Lastly, I don’t know. I guess I have just been feeling like my life doesn’t really have a purpose. Or, that its purpose is to cater my life to those around me. I know, of course, that service is an incredible blessing in our lives, but it is starting to feel like my wants and needs are being lost in the name of helping others. It’s like I’m being erased from my own life. I am just so tired of bearing the title, “The One People Can Rely On”. I guess I’m wondering when it’s my turn to be able to rely on someone.


Yup. We are having a full-on pity party over here. And I just…have not been able to pull myself out of it. It’s starting to feel like this is my life. That there is no changing it.

So, one can imagine that last week, when I was informed we had a Youth Temple Trip scheduled for that Saturday, that I was less than thrilled about it. Honestly, I felt like my sickness had hit me just one week too early 😂


In the days leading up to the trip, I was so close to praying for an out. Sickness, other obligations, anything. I just could not imagine folding myself into a car for a six-hour round trip to Texas. Exhaustion was overtaking me. I was bitter that, once again, another responsibility seemed to be falling on my shoulders. It was becoming very easy to believe that the Lord had forgotten me in His pursuit of others.


But, I’m a people pleaser. And I am responsible to a fault. So, I piled the youth in my car, donned my sunglasses, and headed for the New Mexico/Texas border, praying the day would go by quickly.


That was all I was hoping for in the day. I was not planning to have a good time, I was not planning to be spiritually rejuvenated. I was begging the Lord for a time turner like in Harry Potter and the Prisoner of Azkaban. Except, instead of going backward, I was hoping to skip ahead to when I was back home on my couch.


And the Lord heard that prayer. My day did go by quickly. However, as He often does, He blessed me with not just the things I wanted, but the things I needed.


I did have a good time on that trip, I should have know I would. Our youth are some of the funnest, sweetest people on the planet. I should have known hanging out with them would boost my mood by lightyears.


However, it was the revival that I wasn’t expecting. And it came in the most unlikely of places: the locker room.
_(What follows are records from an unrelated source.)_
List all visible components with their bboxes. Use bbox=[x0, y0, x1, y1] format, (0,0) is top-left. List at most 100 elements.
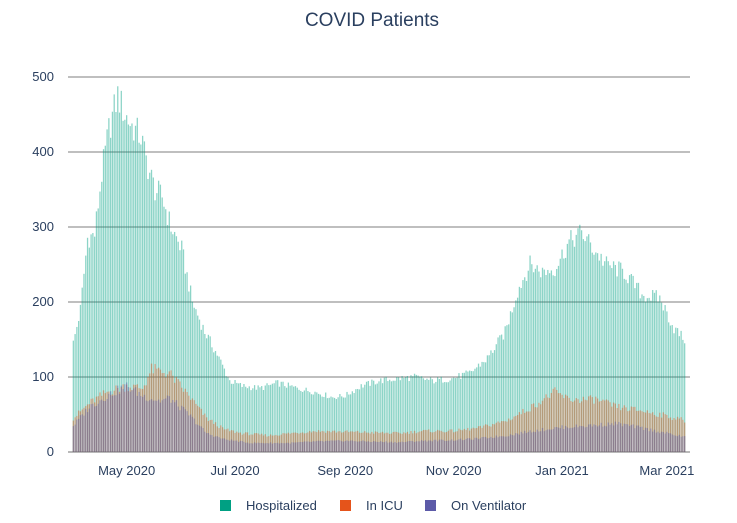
bar bbox=[628, 426, 631, 452]
bar bbox=[262, 435, 265, 452]
bar bbox=[225, 429, 227, 452]
bar bbox=[191, 301, 194, 452]
bar bbox=[289, 385, 291, 452]
bar bbox=[625, 407, 627, 452]
bar bbox=[623, 278, 625, 452]
bar bbox=[625, 424, 627, 452]
bar bbox=[396, 431, 398, 452]
bar bbox=[385, 376, 387, 452]
bar bbox=[150, 169, 153, 453]
legend: Hospitalized In ICU On Ventilator bbox=[220, 498, 527, 513]
bar bbox=[545, 394, 547, 452]
legend-item[interactable]: In ICU bbox=[340, 498, 403, 513]
bar bbox=[317, 440, 320, 452]
bar bbox=[301, 432, 304, 452]
bar bbox=[575, 398, 577, 452]
bar bbox=[509, 311, 512, 452]
bar bbox=[357, 430, 359, 452]
bar bbox=[133, 388, 135, 452]
bar bbox=[353, 441, 355, 452]
bar bbox=[362, 387, 364, 452]
bar bbox=[609, 265, 611, 452]
bar bbox=[321, 430, 323, 452]
bar bbox=[182, 406, 185, 452]
bar bbox=[495, 422, 497, 452]
bar bbox=[170, 402, 172, 452]
bar bbox=[630, 406, 632, 452]
bar bbox=[245, 442, 247, 452]
bar bbox=[577, 399, 579, 452]
bar bbox=[403, 442, 405, 452]
bar bbox=[550, 270, 553, 452]
bar bbox=[664, 433, 666, 452]
bar bbox=[371, 442, 373, 452]
bar bbox=[492, 423, 494, 452]
bar bbox=[406, 376, 409, 452]
bar bbox=[508, 436, 510, 452]
legend-item[interactable]: On Ventilator bbox=[425, 498, 527, 513]
bar bbox=[401, 376, 403, 452]
bar bbox=[378, 433, 380, 452]
bar bbox=[484, 424, 487, 452]
bar bbox=[277, 442, 279, 452]
bar bbox=[257, 433, 259, 452]
bar bbox=[543, 431, 545, 452]
bar bbox=[644, 301, 647, 452]
bar bbox=[179, 250, 181, 452]
bar bbox=[591, 397, 593, 452]
bar bbox=[156, 400, 158, 452]
bar bbox=[99, 191, 101, 453]
bar bbox=[408, 440, 410, 452]
bar bbox=[280, 381, 282, 452]
bar bbox=[534, 432, 537, 452]
bar bbox=[422, 440, 425, 452]
bar bbox=[337, 431, 339, 452]
legend-label: On Ventilator bbox=[451, 498, 527, 513]
bar bbox=[83, 415, 85, 452]
bar bbox=[532, 272, 535, 452]
bar bbox=[508, 324, 510, 452]
bar bbox=[490, 426, 492, 452]
bar bbox=[332, 430, 334, 452]
bar bbox=[604, 425, 606, 452]
x-tick-label: Sep 2020 bbox=[317, 463, 373, 478]
bar bbox=[605, 399, 608, 452]
bar bbox=[344, 430, 346, 452]
bar bbox=[287, 382, 290, 452]
bar bbox=[90, 234, 92, 452]
bar bbox=[241, 434, 243, 452]
bar bbox=[376, 431, 378, 452]
bar bbox=[216, 436, 218, 452]
bar bbox=[461, 372, 464, 452]
bar bbox=[245, 386, 247, 452]
bar bbox=[639, 426, 641, 452]
bar bbox=[348, 441, 350, 452]
bar bbox=[266, 383, 268, 452]
bar bbox=[499, 436, 501, 452]
legend-item[interactable]: Hospitalized bbox=[220, 498, 317, 513]
bar bbox=[524, 430, 526, 452]
bar bbox=[579, 224, 581, 452]
bar bbox=[383, 433, 385, 452]
bar bbox=[554, 387, 556, 452]
bar bbox=[76, 415, 78, 452]
bar bbox=[468, 438, 471, 452]
bar bbox=[305, 433, 307, 452]
bar bbox=[513, 307, 515, 452]
bar bbox=[342, 441, 345, 452]
bar bbox=[580, 230, 583, 452]
bar bbox=[353, 431, 355, 452]
bar bbox=[493, 424, 496, 452]
bar bbox=[536, 429, 538, 452]
bar bbox=[207, 334, 210, 452]
bar bbox=[600, 400, 602, 452]
bar bbox=[646, 298, 648, 452]
bar bbox=[618, 421, 620, 452]
bar bbox=[108, 393, 110, 452]
bar bbox=[412, 376, 414, 452]
bar bbox=[259, 434, 261, 452]
bar bbox=[175, 400, 178, 452]
bar bbox=[566, 243, 569, 452]
bar bbox=[684, 422, 686, 452]
bar bbox=[412, 441, 414, 452]
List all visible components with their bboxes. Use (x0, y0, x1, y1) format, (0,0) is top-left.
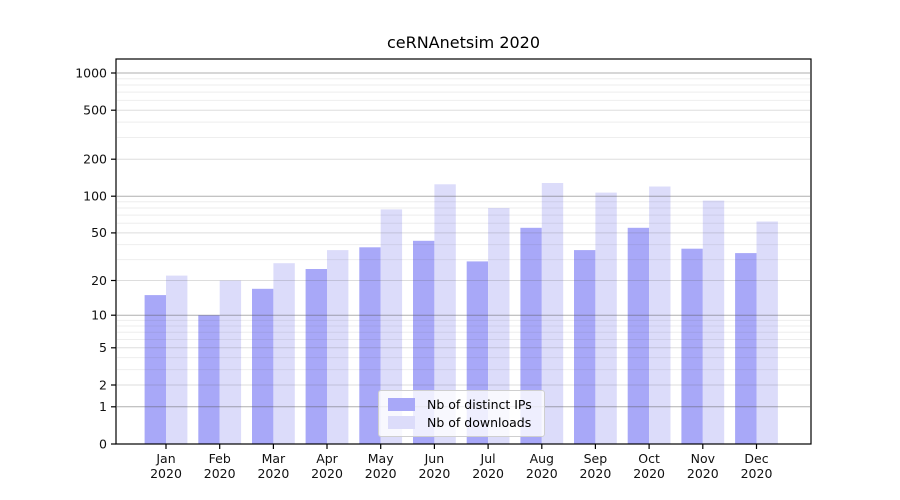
legend-label-distinct-ips: Nb of distinct IPs (427, 396, 532, 412)
y-tick-label: 50 (91, 225, 107, 240)
x-tick-label: 2020 (150, 466, 182, 481)
y-tick-label: 20 (91, 273, 107, 288)
chart-title: ceRNAnetsim 2020 (386, 33, 541, 52)
x-tick-label: 2020 (204, 466, 236, 481)
y-tick-label: 200 (83, 152, 107, 167)
bar-nb-of-downloads-oct-2020 (649, 186, 671, 444)
x-tick-label: Mar (262, 451, 286, 466)
grid-layer (117, 72, 810, 408)
bar-nb-of-downloads-jan-2020 (166, 275, 188, 444)
bar-nb-of-downloads-nov-2020 (702, 200, 725, 444)
x-tick-label: 2020 (257, 466, 289, 481)
x-tick-label: Jul (480, 451, 496, 466)
x-tick-label: Nov (691, 451, 716, 466)
x-tick-label: Oct (638, 451, 660, 466)
x-tick-label: 2020 (687, 466, 719, 481)
x-tick-label: Sep (584, 451, 608, 466)
bar-nb-of-distinct-ips-oct-2020 (627, 227, 650, 444)
bar-nb-of-distinct-ips-sep-2020 (574, 250, 596, 444)
axis-layer: 01251020501002005001000Jan2020Feb2020Mar… (75, 58, 812, 481)
x-tick-label: May (368, 451, 394, 466)
bar-nb-of-distinct-ips-jan-2020 (144, 295, 166, 444)
bar-nb-of-downloads-jul-2020 (488, 208, 510, 444)
x-tick-label: 2020 (365, 466, 397, 481)
bar-nb-of-distinct-ips-mar-2020 (252, 288, 274, 444)
bar-nb-of-downloads-jun-2020 (434, 184, 456, 445)
x-tick-label: 2020 (579, 466, 611, 481)
y-tick-label: 1 (99, 399, 107, 414)
bar-nb-of-downloads-dec-2020 (756, 221, 778, 444)
bar-nb-of-downloads-apr-2020 (327, 250, 349, 444)
legend-label-downloads: Nb of downloads (427, 415, 532, 431)
x-tick-label: 2020 (741, 466, 773, 481)
x-tick-label: Dec (744, 451, 768, 466)
bar-nb-of-downloads-mar-2020 (273, 263, 295, 444)
bar-nb-of-downloads-aug-2020 (541, 183, 564, 444)
bar-nb-of-distinct-ips-dec-2020 (735, 253, 757, 444)
y-tick-label: 1000 (75, 65, 107, 80)
bar-nb-of-downloads-feb-2020 (219, 280, 242, 444)
x-tick-label: 2020 (311, 466, 343, 481)
x-tick-label: 2020 (418, 466, 450, 481)
bar-nb-of-downloads-sep-2020 (595, 192, 617, 444)
bar-nb-of-distinct-ips-apr-2020 (305, 269, 327, 444)
plot-border (115, 58, 812, 445)
bar-nb-of-distinct-ips-nov-2020 (681, 248, 703, 444)
legend-swatch-distinct-ips (388, 397, 415, 411)
y-tick-label: 10 (91, 308, 107, 323)
legend: Nb of distinct IPs Nb of downloads (378, 390, 545, 437)
bar-nb-of-distinct-ips-feb-2020 (198, 315, 220, 444)
y-tick-label: 0 (99, 436, 107, 451)
bar-nb-of-distinct-ips-may-2020 (359, 247, 381, 444)
bar-nb-of-distinct-ips-aug-2020 (520, 227, 542, 444)
x-tick-label: Jan (155, 451, 175, 466)
y-tick-label: 2 (99, 377, 107, 392)
bar-nb-of-downloads-may-2020 (380, 209, 403, 444)
legend-swatch-downloads (388, 416, 415, 430)
x-tick-label: Jun (424, 451, 445, 466)
x-tick-label: Aug (530, 451, 554, 466)
x-tick-label: 2020 (526, 466, 558, 481)
x-tick-label: 2020 (633, 466, 665, 481)
x-tick-label: Feb (209, 451, 231, 466)
y-tick-label: 5 (99, 340, 107, 355)
x-tick-label: 2020 (472, 466, 504, 481)
y-tick-label: 500 (83, 103, 107, 118)
legend-item-distinct-ips: Nb of distinct IPs (388, 397, 535, 412)
y-tick-label: 100 (83, 189, 107, 204)
x-tick-label: Apr (316, 451, 338, 466)
legend-item-downloads: Nb of downloads (388, 415, 535, 430)
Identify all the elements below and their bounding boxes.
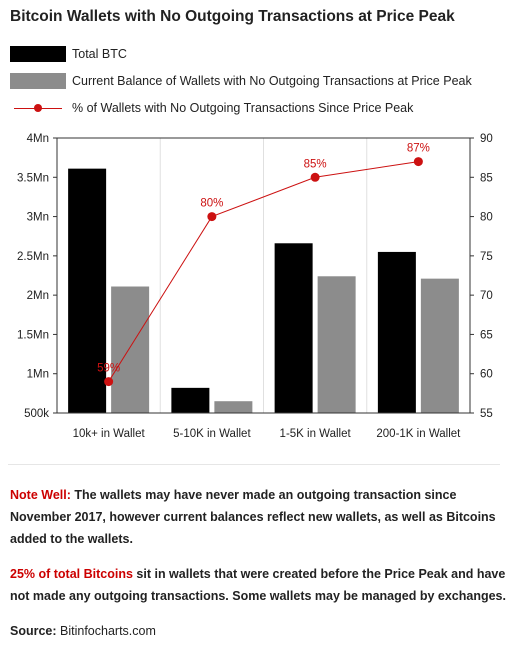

While holding hairbrushes, helping to get wet clothes and towels in their proper places after the youth completed baptisms for the dead, and then directing the youth to their next destination, a quiet phrase was whispered to me. One that reminded me what the whole point was.


While we waited for her straightener to heat, one of my girls turned to me and said, “Thank you for taking me to the temple.”

Yup, that will do it. That will change an attitude faster than you can say, “Negative Nellie”.


Instantly, it all made sense. My life made sense again. I remembered that I did have a purpose, even if I wasn’t fulfilling it in the way the world might have wished I was. I was right where I needed to be, where the Lord wanted me to be, and where I wanted to be. Because, would I really have wanted to miss out on that moment? Or the dozen others like it with my girls?


No. I wouldn’t. Not for a million dollars.


So, even though life is feeling super-extra heavy right now, that moment in the temple reminded me: it doesn’t last forever. There are good moments in the dark. Your outlook can change in an instant. Service does bring joy. And living and loving as the Savior would is the whole point.